Opinion

The Isma chief’s liberalism deception

In Malaysian Islamic discourse, there are a few key words which can earn you tremendous brownie points if you press those buttons among the conservative masses.

Choose a traditional platform like the Friday prayers and launch your attack from there and you will have their keen attention.

Obviously you would have to be in a position of authority to be able to occupy the Friday pulpit and so the conservative masses would consider your every word highly credible.

They would be easily convinced that the parties whom you have framed as the enemies of Islam are indeed so.

That is really how easy it is, and one of the biggest weapons in their arsenal is the word “liberalism”.

To these people, the very notion of freedom is anathematic to their ideals. They fear that if Muslims were empowered to think freely, their own institutions would be made redundant, or worse, be fingered as the root cause of Islamic decline.

With this in mind, conservative scholars of Islam use sophisticated linguistic tricks in order to demonise liberalism. These linguistic tricks are not easily detectable if one is not familiar with the subject matter.

Abdullah Zaik, the president of Ikatan Muslimin Malaysia (Isma) is a master of such word play. Of course it is also possible that he uses such language without realising their implications but to me, that is highly improbable.

Abdullah has to engage with liberal and progressive scholars in his activism and they must have pointed out the weaknesses in his thought system. Nevertheless, he continues to push this “Liberalism vs Islam” agenda without any compunction.
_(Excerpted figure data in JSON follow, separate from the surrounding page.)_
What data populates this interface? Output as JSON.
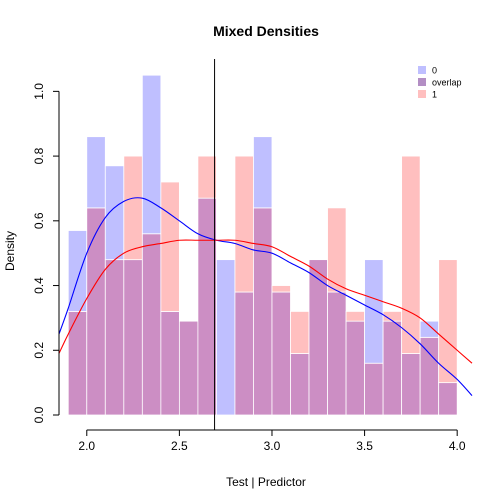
{
  "chart_data": {
    "type": "bar",
    "title": "Mixed Densities",
    "xlabel": "Test | Predictor",
    "ylabel": "Density",
    "xlim": [
      1.85,
      4.08
    ],
    "ylim": [
      0,
      1.1
    ],
    "x_ticks": [
      2.0,
      2.5,
      3.0,
      3.5,
      4.0
    ],
    "x_tick_labels": [
      "2.0",
      "2.5",
      "3.0",
      "3.5",
      "4.0"
    ],
    "y_ticks": [
      0.0,
      0.2,
      0.4,
      0.6,
      0.8,
      1.0
    ],
    "y_tick_labels": [
      "0.0",
      "0.2",
      "0.4",
      "0.6",
      "0.8",
      "1.0"
    ],
    "grid": false,
    "legend_position": "top-right",
    "bin_edges": [
      1.9,
      2.0,
      2.1,
      2.2,
      2.3,
      2.4,
      2.5,
      2.6,
      2.7,
      2.8,
      2.9,
      3.0,
      3.1,
      3.2,
      3.3,
      3.4,
      3.5,
      3.6,
      3.7,
      3.8,
      3.9,
      4.0
    ],
    "series": [
      {
        "name": "0",
        "color": "#bfbfff",
        "values": [
          0.57,
          0.86,
          0.77,
          0.48,
          1.05,
          0.32,
          0.29,
          0.67,
          0.48,
          0.38,
          0.86,
          0.38,
          0.19,
          0.48,
          0.38,
          0.29,
          0.48,
          0.29,
          0.19,
          0.29,
          0.1
        ]
      },
      {
        "name": "1",
        "color": "#ffbfbf",
        "values": [
          0.32,
          0.64,
          0.48,
          0.8,
          0.56,
          0.72,
          0.29,
          0.8,
          0.0,
          0.8,
          0.64,
          0.4,
          0.32,
          0.48,
          0.64,
          0.32,
          0.16,
          0.32,
          0.8,
          0.24,
          0.48
        ]
      }
    ],
    "overlap_label": "overlap",
    "overlap_color": "#cc8ec4",
    "density_curves": [
      {
        "name": "0",
        "color": "#0000ff",
        "x": [
          1.85,
          1.9,
          2.0,
          2.1,
          2.2,
          2.3,
          2.4,
          2.5,
          2.6,
          2.7,
          2.8,
          2.9,
          3.0,
          3.1,
          3.2,
          3.3,
          3.4,
          3.5,
          3.6,
          3.7,
          3.8,
          3.9,
          4.0,
          4.08
        ],
        "y": [
          0.25,
          0.33,
          0.5,
          0.61,
          0.66,
          0.67,
          0.64,
          0.6,
          0.56,
          0.54,
          0.53,
          0.51,
          0.5,
          0.47,
          0.44,
          0.4,
          0.37,
          0.34,
          0.31,
          0.27,
          0.22,
          0.16,
          0.11,
          0.06
        ]
      },
      {
        "name": "1",
        "color": "#ff0000",
        "x": [
          1.85,
          1.9,
          2.0,
          2.1,
          2.2,
          2.3,
          2.4,
          2.5,
          2.6,
          2.7,
          2.8,
          2.9,
          3.0,
          3.1,
          3.2,
          3.3,
          3.4,
          3.5,
          3.6,
          3.7,
          3.8,
          3.9,
          4.0,
          4.08
        ],
        "y": [
          0.19,
          0.25,
          0.36,
          0.45,
          0.5,
          0.52,
          0.53,
          0.54,
          0.54,
          0.54,
          0.54,
          0.53,
          0.52,
          0.49,
          0.46,
          0.42,
          0.39,
          0.37,
          0.35,
          0.33,
          0.3,
          0.25,
          0.2,
          0.16
        ]
      }
    ],
    "cutoff_line_x": 2.69,
    "legend": [
      {
        "label": "0",
        "color": "#bfbfff"
      },
      {
        "label": "overlap",
        "color": "#b38ec4"
      },
      {
        "label": "1",
        "color": "#ffbfbf"
      }
    ]
  }
}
His latest diatribe against liberalism sees him claiming that "liberalism can only co-exist with Islam if it is willing to submit to an Islamic system, as the ideology is a malleable man-made system compared to a religion that is bestowed by God".
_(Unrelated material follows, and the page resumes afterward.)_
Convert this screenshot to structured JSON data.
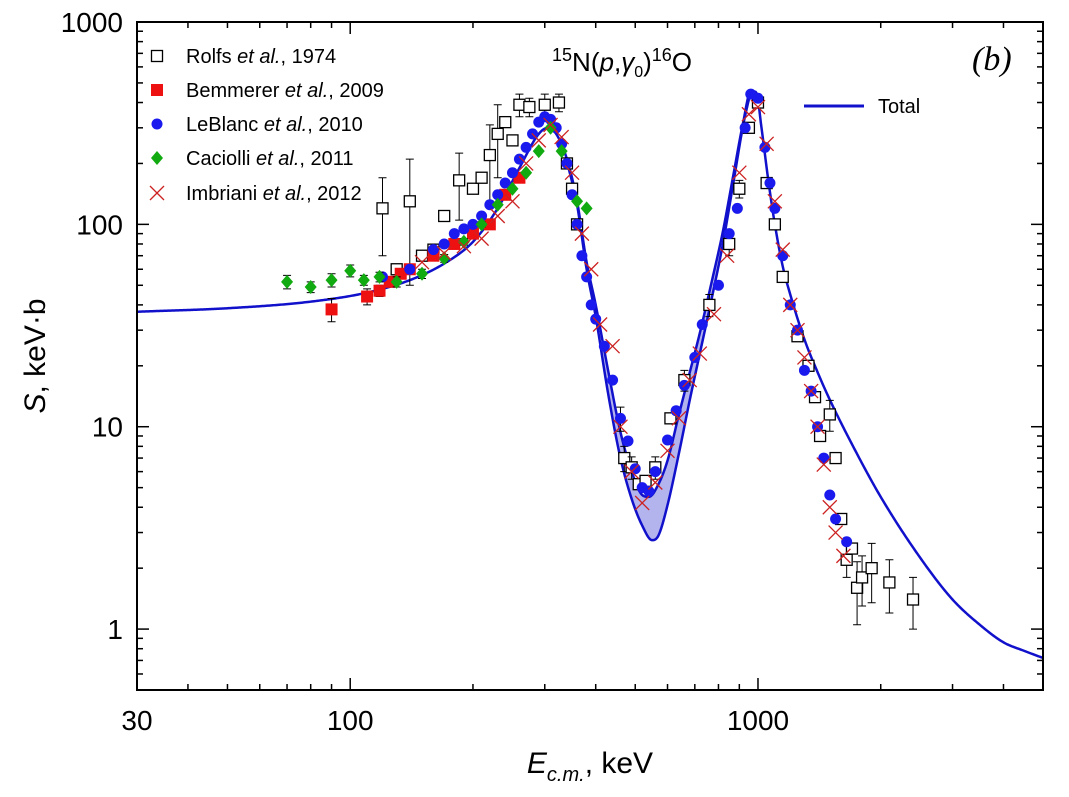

This statement is an audacious attempt at supremacism based on nothing less than a bald faced lie.

Abdullah sees “co-existence” as an imbalanced power dynamic. Liberalism can only “co-exist” with Islam if the former is under the latter’s jurisdiction.
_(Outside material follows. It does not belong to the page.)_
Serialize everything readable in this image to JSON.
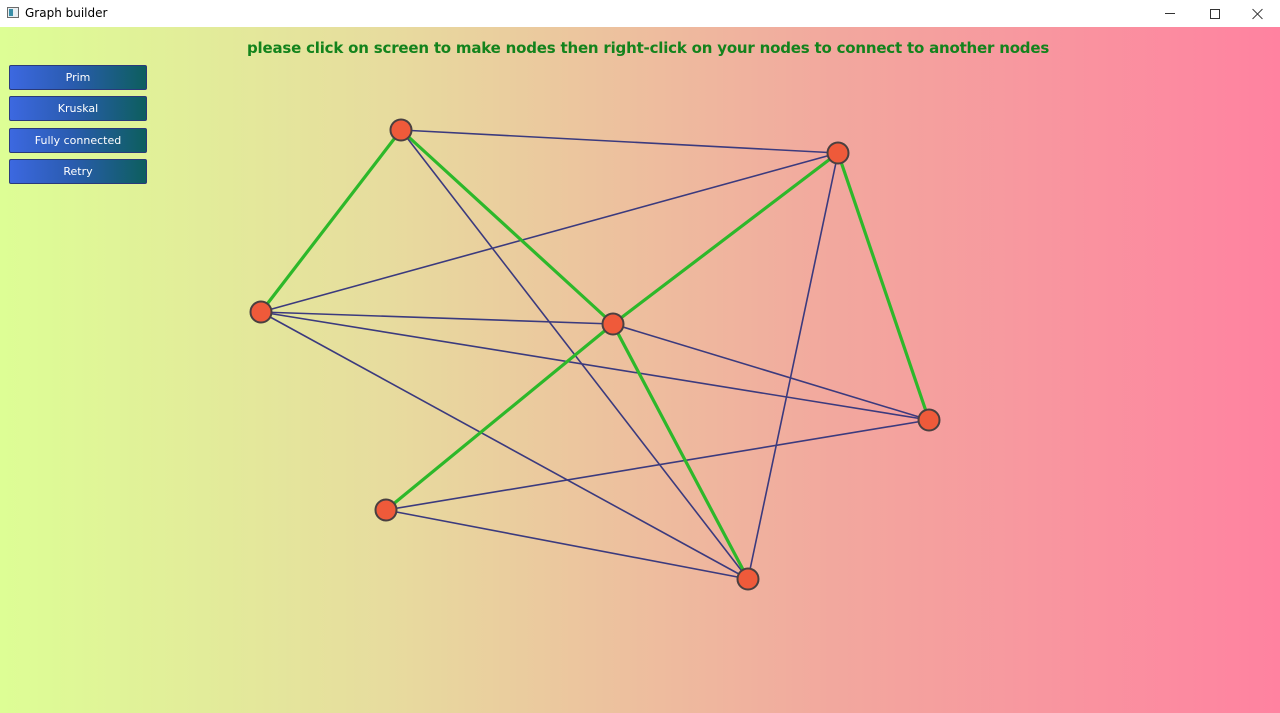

Given the kind of Islam that Abdullah adheres to, that would not be a co-existence at all, rather, a demonisation.

Abdullah subscribes to the oppressive strand within the Islamic tradition, Islamofascism.

In the Islamofascist system, all ideologies which are counter to “Islam” (as per their understanding thereof) cannot be allowed to operate.

This is the same reason Sisters in Islam and generically liberal Islam itself were given fatwas before, decreeing them to be forbidden.

The prevailing Islamofascist system brooks no kind of co-existence. It is a marvel of social engineering designed to keep the numbers up through birth or by marriage.

It should be noted at this point that despite Abdullah’s hegemon-client dynamic above, the Quran itself does not have any such problem with liberalism.

The greatest proof of this is that the Quran does not demand anyone to be Muslim! It unambiguously states that there is no compulsion in the religion (2:256).

Not only that, it goes so far as to chastise Prophet Muhammad for even thinking that he can compel anyone to believe (10:99). He is told not to a compeller or tyrant over the people but rather remind them with the Quran itself (50:45).

This brings us to the issue of reason. Reason is the lynchpin of liberalism. Without the freedom to think, we could not arrive at the philosophical truths which would take us to higher stages of existence.

The Quran, if it indeed was against liberalism, should be strongly against any kind of thinking. It should, as the ulama tell us, leave the thinking to the “experts”.

The truth is quite contrary.

The Quran connects acquiring faith with the process of reasoning (10:99-100). It postulates that guidance will stand out clearly from error (2:256) and that truth will cause the passing of falsehood (17:81).

This fearlessness in argumentation shows that the Quran encourages the process of thinking which entails a liberal mindset.

I believe we can safely say that Abdullah Zaik and the Quran preach two different paths. One wonders from where Abdullah acquired his thinking but it certainly is not from the Quran.

Finally, Abdullah considers liberalism a “malleable man-made system” compared to Islam which is “bestowed by God”.

This oversimplification was designed to hoodwink the masses into thinking that Islam as we know it is a divine product.

A criteria which the Quran offers about verifying the divinity of a text is consistency (4:82) and traditional Islam as we know it is a mass of contradictions. Even the sources regarding Islamic law vary within the Sunni schools of law themselves.

Not only that, the utilisation of the Quran within Islamic law also cannot be determined since the “sciences” of the Quran vary from scholar to scholar.

Is this not the very same malleability for which Abdullah criticised liberalism? Why make fish of one and fowl of the other?

We need to be acutely aware of the language used by the Islamofascists in their quest to sell their discourse as “the divine truth”.

This deception only serves their purpose to dupe the masses into becoming unthinking sheep. – September 30, 2015.

* This is the personal opinion of the writer or publication and does not necessarily represent the views of The Malaysian Insider.